Амазонка прижала к груди красивые руки.
— Ох, прости, Ира, все время забываю, что в твоем возрасте трудно репетировать в полный голос!
Алимов откинулся на спинку кресла и озадаченно нахмурился. Ирина? Анжела?.. Выходит, роковая примадонна, из-за которой разгорелся весь сыр-бор, эта невзрачная худышка?
Красовский шевельнулся в кресле, поднялся и пошел к сцене. Сделал знак концертмейстеру, и она сняла руки с клавиатуры.
— В чем дело, Мира? — не поняла амазонка. — Почему остановились? Кто здесь? — Она козырьком приложила руку ко лбу. — Никита Сергеевич, вы?
Алимов заметил, как изменился ее голос.
— Я, — ответил Красовский, поднимаясь на сцену по шаткой приставной лестнице. — А где все остальные?
Амазонка подошла к бархатным кулисам и позвала:
— Марат, Анатолий Васильевич!
Алимов, пригибаясь, перебрался ближе к сцене. В конце ряда притаилась знакомая фигура. Стас Бажанов смотрел на амазонку не отрываясь. В глазах секретаря полыхало восторженное безумие.
Прекрасная амазонка негромко заговорила с Красовским, заглядывая ему в глаза. В ее голосе звучала тревожная нежность.
Красовский отвечал односложно, пожимал плечами, нетерпеливо постукивал концом трости по легким замшевым туфлям. Примадонна села на стул в глубине сцены и начала рассматривать кольцо на пальце правой руки.
Из-за кулис показался высокий, представительный мужчина лет пятидесяти с шевелюрой цвета соль с перцем. Он был одет с элегантным артистическим шиком. Из-под рукавов серого клетчатого пиджака выглядывали белоснежные манжеты с запонками, в вырезе рубашки виднелся шелковый шейный платок.

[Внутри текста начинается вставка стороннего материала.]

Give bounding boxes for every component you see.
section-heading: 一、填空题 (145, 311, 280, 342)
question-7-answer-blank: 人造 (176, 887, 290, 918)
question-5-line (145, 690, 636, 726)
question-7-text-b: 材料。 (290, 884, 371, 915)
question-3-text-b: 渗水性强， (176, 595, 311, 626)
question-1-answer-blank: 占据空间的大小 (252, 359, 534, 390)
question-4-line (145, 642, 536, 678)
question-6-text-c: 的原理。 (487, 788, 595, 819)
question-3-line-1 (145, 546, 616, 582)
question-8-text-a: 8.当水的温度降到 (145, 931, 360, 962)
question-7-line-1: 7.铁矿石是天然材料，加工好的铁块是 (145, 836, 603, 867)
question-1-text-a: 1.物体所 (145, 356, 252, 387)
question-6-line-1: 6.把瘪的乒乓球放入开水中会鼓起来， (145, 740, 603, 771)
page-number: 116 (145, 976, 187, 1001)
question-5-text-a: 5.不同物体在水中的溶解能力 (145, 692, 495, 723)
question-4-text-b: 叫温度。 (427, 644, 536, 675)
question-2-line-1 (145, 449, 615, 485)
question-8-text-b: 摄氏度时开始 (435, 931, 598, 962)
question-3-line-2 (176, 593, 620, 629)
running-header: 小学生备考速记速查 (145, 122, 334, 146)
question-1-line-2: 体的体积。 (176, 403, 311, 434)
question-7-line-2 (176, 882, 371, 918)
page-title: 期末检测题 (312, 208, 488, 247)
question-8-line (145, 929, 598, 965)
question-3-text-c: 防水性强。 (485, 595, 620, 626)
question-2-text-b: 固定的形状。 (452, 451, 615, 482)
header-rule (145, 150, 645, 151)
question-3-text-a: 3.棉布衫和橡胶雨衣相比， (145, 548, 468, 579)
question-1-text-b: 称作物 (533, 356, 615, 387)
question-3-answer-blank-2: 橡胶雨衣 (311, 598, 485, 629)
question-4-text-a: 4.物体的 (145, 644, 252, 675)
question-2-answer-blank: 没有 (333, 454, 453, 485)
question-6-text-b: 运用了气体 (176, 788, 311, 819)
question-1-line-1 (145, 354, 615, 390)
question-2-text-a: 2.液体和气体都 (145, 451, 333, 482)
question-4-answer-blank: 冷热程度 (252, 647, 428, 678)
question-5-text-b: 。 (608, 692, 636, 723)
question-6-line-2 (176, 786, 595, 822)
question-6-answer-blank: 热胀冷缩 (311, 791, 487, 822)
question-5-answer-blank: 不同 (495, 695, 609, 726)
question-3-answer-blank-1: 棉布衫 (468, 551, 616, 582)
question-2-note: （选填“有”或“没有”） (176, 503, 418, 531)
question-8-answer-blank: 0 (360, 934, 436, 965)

— В чем дело? — спросил он. — Ира, ты же сказала, что мы не нужны еще полчаса… Ох, простите, Никита Сергеевич, я вас не увидел.
— Поставьте стулья, Анатолий Васильевич, — отозвался Красовский. — Мне нужно несколько минут вашего внимания.
— Момент! — отозвался мужчина.
Он ловко расставил на сцене три стула — для себя, блистательной амазонки и симпатичного мужчины лет тридцати с интеллигентной чеховской бородкой, одетого в джинсовый костюм. Примадонна осталась сидеть на своем месте чуть позади коллег.
— Ну вот, все в сборе, — подытожил Красовский. — У меня есть пара вопросов. Анатолий Васильевич, почему вы до сих пор не были у гримера? Он жалуется, что не может начать работу над муляжом!
Артистически одетый мужчина поерзал на стуле.
— Зайду, — сказал он без энтузиазма.
— Давно пора. Почему раньше не зашли?
Мужчина ощупал гладко выбритые щеки.
— Прошу прощения за подробности, у меня было раздражение на коже. Восковые маски при этом нежелательны.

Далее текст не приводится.